He
has no reproaches for any one except disunionists. He has become
impersonal on all things but the Union. I know that the end is near for
him. No one can speak so who is not prompted by Death.
He has fallen ill at his hotel in this Chicago that he loved and dowered
with a university and linked to the South with a great railroad in the
interests of peace and a firmer Union. I go to see him. Mrs. Douglas
cannot admit me. He is unconscious of those around him, but his soul is
at work. "Telegraph to the President and let the column move on." "Stand
for the Union." "The West, this great ..."
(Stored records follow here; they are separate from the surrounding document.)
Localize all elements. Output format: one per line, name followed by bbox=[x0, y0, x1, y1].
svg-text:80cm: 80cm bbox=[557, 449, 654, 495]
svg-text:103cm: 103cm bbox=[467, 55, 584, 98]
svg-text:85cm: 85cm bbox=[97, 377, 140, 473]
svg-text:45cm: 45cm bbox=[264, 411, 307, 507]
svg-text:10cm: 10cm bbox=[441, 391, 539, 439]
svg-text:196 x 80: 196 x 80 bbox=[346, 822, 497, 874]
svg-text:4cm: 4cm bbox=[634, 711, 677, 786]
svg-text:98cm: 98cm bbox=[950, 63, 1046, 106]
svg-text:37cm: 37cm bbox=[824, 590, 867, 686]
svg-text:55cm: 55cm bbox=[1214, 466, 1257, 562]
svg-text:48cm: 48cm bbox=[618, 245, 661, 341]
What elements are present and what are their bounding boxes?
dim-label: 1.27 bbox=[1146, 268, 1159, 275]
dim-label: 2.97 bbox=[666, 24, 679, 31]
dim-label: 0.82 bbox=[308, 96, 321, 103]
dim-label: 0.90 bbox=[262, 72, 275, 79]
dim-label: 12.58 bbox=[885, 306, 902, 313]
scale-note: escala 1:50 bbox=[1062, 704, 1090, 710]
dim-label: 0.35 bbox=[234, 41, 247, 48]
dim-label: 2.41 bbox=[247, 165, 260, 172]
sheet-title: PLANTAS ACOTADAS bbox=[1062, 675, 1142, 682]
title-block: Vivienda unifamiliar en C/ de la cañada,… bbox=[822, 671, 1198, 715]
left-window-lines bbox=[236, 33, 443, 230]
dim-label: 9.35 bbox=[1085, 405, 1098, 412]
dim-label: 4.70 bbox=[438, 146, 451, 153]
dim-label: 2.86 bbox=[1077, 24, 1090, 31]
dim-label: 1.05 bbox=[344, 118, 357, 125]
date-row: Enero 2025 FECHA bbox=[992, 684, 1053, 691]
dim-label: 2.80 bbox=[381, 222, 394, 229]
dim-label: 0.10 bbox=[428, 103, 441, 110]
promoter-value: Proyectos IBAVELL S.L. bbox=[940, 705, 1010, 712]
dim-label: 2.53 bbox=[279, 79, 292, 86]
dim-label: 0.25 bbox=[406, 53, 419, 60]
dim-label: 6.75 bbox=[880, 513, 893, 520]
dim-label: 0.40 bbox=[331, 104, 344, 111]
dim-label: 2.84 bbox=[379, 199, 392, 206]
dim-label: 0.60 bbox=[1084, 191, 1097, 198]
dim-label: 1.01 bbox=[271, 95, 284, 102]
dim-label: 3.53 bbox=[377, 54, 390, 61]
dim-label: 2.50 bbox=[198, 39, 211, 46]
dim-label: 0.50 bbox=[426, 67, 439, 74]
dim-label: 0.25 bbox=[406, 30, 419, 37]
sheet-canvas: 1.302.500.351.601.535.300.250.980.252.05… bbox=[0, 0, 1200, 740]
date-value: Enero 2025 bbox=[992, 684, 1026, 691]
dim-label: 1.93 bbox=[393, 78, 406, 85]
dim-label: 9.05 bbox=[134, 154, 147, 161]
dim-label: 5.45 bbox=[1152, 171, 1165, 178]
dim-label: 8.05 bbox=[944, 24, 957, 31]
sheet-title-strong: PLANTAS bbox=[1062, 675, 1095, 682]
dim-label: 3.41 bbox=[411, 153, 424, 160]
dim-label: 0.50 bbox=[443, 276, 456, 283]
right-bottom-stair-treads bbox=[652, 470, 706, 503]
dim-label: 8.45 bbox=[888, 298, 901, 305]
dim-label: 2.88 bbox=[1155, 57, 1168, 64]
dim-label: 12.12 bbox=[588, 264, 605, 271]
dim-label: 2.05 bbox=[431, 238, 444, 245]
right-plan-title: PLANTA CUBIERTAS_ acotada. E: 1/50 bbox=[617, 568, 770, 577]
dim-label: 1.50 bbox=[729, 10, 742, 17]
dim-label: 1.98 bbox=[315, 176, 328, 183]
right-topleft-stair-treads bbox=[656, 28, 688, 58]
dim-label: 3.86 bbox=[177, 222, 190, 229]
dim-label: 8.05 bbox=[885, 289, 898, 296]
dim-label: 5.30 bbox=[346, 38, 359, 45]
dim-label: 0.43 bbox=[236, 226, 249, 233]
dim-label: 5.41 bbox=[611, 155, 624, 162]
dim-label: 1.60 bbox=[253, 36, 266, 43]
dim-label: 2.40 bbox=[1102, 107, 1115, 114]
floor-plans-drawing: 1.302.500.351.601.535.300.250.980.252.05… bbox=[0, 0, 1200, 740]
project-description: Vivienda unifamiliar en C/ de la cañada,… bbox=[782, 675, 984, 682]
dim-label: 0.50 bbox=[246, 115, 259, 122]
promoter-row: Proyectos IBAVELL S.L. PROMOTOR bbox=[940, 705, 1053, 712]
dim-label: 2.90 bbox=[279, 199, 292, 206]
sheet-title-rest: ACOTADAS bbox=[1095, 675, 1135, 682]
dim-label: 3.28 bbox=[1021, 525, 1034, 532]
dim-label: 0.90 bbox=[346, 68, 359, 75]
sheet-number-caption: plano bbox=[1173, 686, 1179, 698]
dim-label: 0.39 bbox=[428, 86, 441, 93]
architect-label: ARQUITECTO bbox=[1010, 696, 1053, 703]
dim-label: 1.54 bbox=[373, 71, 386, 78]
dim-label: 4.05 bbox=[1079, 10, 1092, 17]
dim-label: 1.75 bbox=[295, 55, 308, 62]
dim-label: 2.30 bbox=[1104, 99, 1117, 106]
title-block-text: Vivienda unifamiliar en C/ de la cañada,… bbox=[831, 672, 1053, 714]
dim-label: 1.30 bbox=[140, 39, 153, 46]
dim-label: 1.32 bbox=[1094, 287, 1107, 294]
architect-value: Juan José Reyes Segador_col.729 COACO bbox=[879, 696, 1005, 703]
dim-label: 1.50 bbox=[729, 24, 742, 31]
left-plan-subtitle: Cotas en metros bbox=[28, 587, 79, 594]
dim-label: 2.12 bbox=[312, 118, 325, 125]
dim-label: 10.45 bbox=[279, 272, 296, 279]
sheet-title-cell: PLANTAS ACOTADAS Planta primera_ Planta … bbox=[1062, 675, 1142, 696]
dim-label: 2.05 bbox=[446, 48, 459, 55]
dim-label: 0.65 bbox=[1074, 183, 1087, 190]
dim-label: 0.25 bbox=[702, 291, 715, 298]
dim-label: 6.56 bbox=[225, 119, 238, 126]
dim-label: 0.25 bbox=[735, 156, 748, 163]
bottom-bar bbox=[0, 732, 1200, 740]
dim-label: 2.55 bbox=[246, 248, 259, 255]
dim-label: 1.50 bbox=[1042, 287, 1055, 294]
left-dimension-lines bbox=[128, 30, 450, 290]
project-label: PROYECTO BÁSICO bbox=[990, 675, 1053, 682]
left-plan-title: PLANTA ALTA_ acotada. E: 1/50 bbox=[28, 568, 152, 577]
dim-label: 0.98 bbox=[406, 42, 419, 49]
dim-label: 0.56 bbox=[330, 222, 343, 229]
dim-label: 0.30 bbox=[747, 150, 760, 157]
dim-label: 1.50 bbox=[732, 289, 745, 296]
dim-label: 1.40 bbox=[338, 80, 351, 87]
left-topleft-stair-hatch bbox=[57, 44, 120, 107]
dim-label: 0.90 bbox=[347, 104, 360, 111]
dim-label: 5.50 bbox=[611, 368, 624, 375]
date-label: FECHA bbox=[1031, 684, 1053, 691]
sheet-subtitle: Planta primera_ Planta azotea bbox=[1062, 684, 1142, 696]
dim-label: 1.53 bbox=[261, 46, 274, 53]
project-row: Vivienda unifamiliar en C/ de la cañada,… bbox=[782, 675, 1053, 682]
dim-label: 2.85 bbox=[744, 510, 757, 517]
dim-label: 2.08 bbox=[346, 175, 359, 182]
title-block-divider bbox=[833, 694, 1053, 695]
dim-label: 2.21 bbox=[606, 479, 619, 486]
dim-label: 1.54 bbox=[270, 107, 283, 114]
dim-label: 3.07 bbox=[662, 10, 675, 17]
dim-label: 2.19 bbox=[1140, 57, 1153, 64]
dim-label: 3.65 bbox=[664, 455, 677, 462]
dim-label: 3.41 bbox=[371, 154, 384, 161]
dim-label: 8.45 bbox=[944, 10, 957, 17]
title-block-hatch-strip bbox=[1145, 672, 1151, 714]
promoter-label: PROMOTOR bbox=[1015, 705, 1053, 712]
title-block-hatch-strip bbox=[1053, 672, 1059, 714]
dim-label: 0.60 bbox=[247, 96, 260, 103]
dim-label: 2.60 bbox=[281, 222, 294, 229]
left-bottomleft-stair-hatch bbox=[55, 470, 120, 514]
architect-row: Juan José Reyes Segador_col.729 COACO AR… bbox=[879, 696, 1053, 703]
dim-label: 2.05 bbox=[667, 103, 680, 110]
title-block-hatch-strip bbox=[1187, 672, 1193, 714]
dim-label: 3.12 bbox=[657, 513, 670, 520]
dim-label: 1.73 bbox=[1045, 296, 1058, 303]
I go into the mad streets so grief-stricken, so alone. Dorothy is long
dead. Isabel is lost to me. My boy is away. My home is haunted with
loneliness. I would be rich if Douglas was to be too. Now he is rich, I
am poor; he is poor, I am rich. Men are marching, bugles calling. The
city roars. At the foot of Clark Street I see the masts of scores of
sailing craft. Chicago has become a great mart.
The June sky is blue and cool, and great white clouds sail through it so
indifferently. They were here when I first came to Chicago; here when
the French explored the wilderness. Here they are now just the same; and
Illinois has more than a million souls, and every heart carries the
burden of war. Over them this sky, these clouds.